Some of the data was being collected as part of a Biden-era initiative, but, if the Big Beautiful Bill passes, “it’s not clear who at the Department of Education is actually going to be doing this because most data people were subject to the reduction-in-force,” says Robert Kelchen, who studies higher education finance at the University of Tennessee, Knoxville.
In March, the Trump administration initiated the termination of more than 1,300 department employees in a massive reduction-in-force that, when coupled with the hundreds of workers who have left voluntarily, has left the department at roughly half its previous staff.
A federal judge recently ordered the administration to reinstate those fired workers — a decision now being considered by the U.S. Supreme Court.
“This [bill] is the most substantial set of changes to higher education policy since at least 1992,” Kelchen says. “And it is hard to think about how the Department of Education can do all the data work behind it.”
Potential winners and losers
It’s difficult to assess a policy built on data that doesn’t exist, but AEI’s Cooper has tried using what’s available. He found that for-profit undergraduate programs and private, nonprofit graduate programs are likely to be hit hardest by these cost-sharing penalties.
The three schools on tap to pay the largest penalties, by Cooper’s calculations, would be: 1. Strayer University (for-profit), 2. University of Phoenix (for-profit) and 3. University of Southern California, or USC (private nonprofit).
If USC surprises you, it’s not because of their undergraduate programs, says Cooper. In 2019–’20, students in the school’s graduate programs took on $533 million in debt, an enormous sum ranking it third in the nation that year in graduate school debt, according to Cooper.

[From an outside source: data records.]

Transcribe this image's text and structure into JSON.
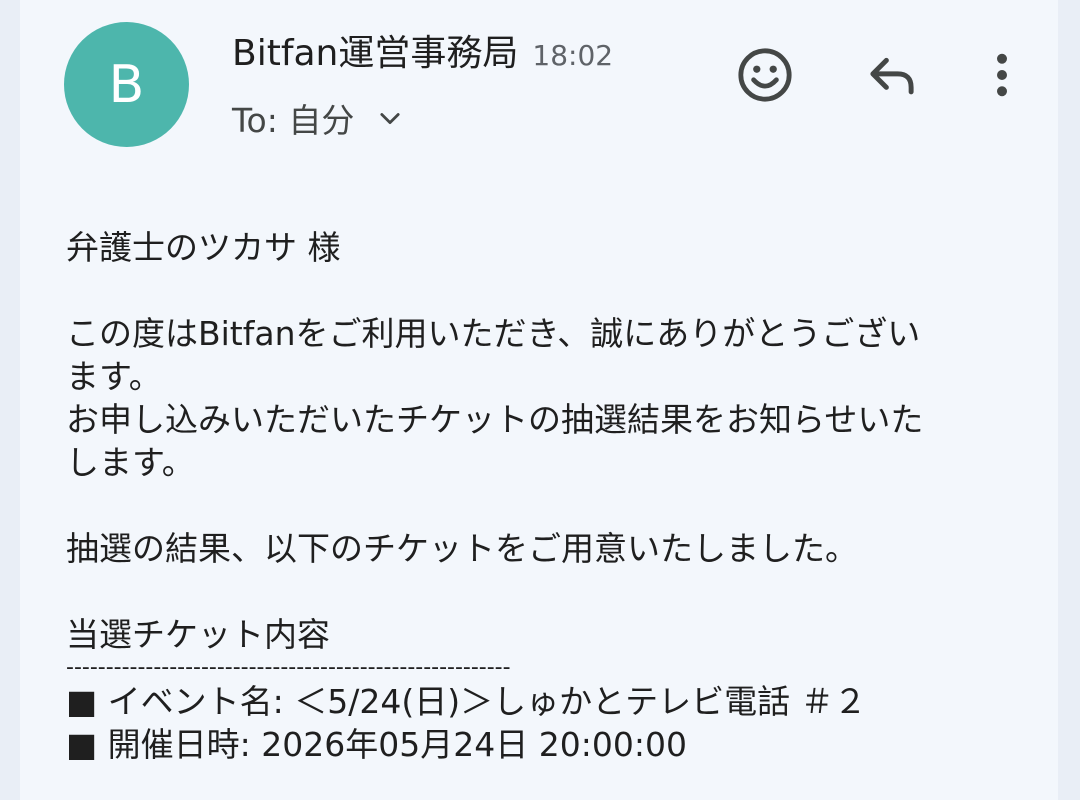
{
  "header": {
    "avatar_letter": "B",
    "sender_name": "Bitfan運営事務局",
    "time": "18:02",
    "to_label": "To: 自分"
  },
  "actions": {
    "emoji": "smiley-icon",
    "reply": "reply-icon",
    "more": "more-vert-icon"
  },
  "body": {
    "salutation": "弁護士のツカサ 様",
    "para1_line1": "この度はBitfanをご利用いただき、誠にありがとうござい",
    "para1_line2": "ます。",
    "para2_line1": "お申し込みいただいたチケットの抽選結果をお知らせいた",
    "para2_line2": "します。",
    "result_line": "抽選の結果、以下のチケットをご用意いたしました。",
    "section_title": "当選チケット内容",
    "divider": "--------------------------------------------------------",
    "event_line": "■ イベント名: ＜5/24(日)＞しゅかとテレビ電話 ＃２",
    "date_line": "■ 開催日時: 2026年05月24日 20:00:00"
  },
  "colors": {
    "avatar": "#4db6ac",
    "background": "#f3f7fc"
  }
}
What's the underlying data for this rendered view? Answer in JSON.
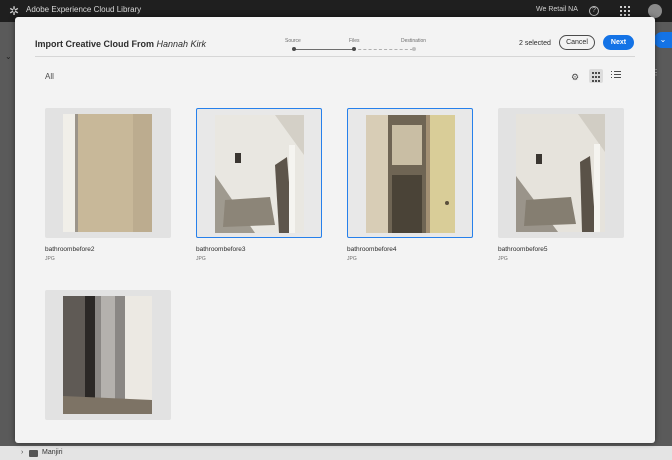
{
  "topbar": {
    "app_title": "Adobe Experience Cloud Library",
    "org_name": "We Retail NA",
    "help_glyph": "?",
    "logo_icon": "adobe-aem-logo-icon"
  },
  "background": {
    "bottom_folder_name": "Manjiri"
  },
  "modal": {
    "title_prefix": "Import Creative Cloud From",
    "title_user": "Hannah Kirk",
    "steps": [
      {
        "label": "Source",
        "state": "completed"
      },
      {
        "label": "Files",
        "state": "current"
      },
      {
        "label": "Destination",
        "state": "upcoming"
      }
    ],
    "selected_count": "2 selected",
    "cancel_label": "Cancel",
    "next_label": "Next",
    "filter_label": "All",
    "view_mode": "grid",
    "accent_color": "#1473e6"
  },
  "assets": [
    {
      "name": "bathroombefore2",
      "type": "JPG",
      "selected": false
    },
    {
      "name": "bathroombefore3",
      "type": "JPG",
      "selected": true
    },
    {
      "name": "bathroombefore4",
      "type": "JPG",
      "selected": true
    },
    {
      "name": "bathroombefore5",
      "type": "JPG",
      "selected": false
    },
    {
      "name": "",
      "type": "",
      "selected": false
    }
  ]
}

On the other side, the 10 schools that stand to benefit most from PROMISE Grants, rewarding schools that give low-income students the most bang for their buck, include six public universities in the California state system (Long Beach, Fullerton, Northridge, Los Angeles, Sacramento, Pomona) and three public universities in Florida.
“These are two states which are known for keeping public college tuition really low,” says Cooper. “These are also schools that tend to enroll fairly sizable, low-income student populations.”
Cooper says many community colleges would also likely benefit from this system.
The idea of holding schools accountable for pushing unmanageable debts onto students isn’t new, though past efforts led by the Obama and Biden administrations focused largely on for-profit colleges.
With this proposal, Kelchen says, “the Republican mantra is ‘accountability for everyone.’ ”
Its fate now depends on the Senate, where lawmakers recently released their own, very different version of a college accountability plan.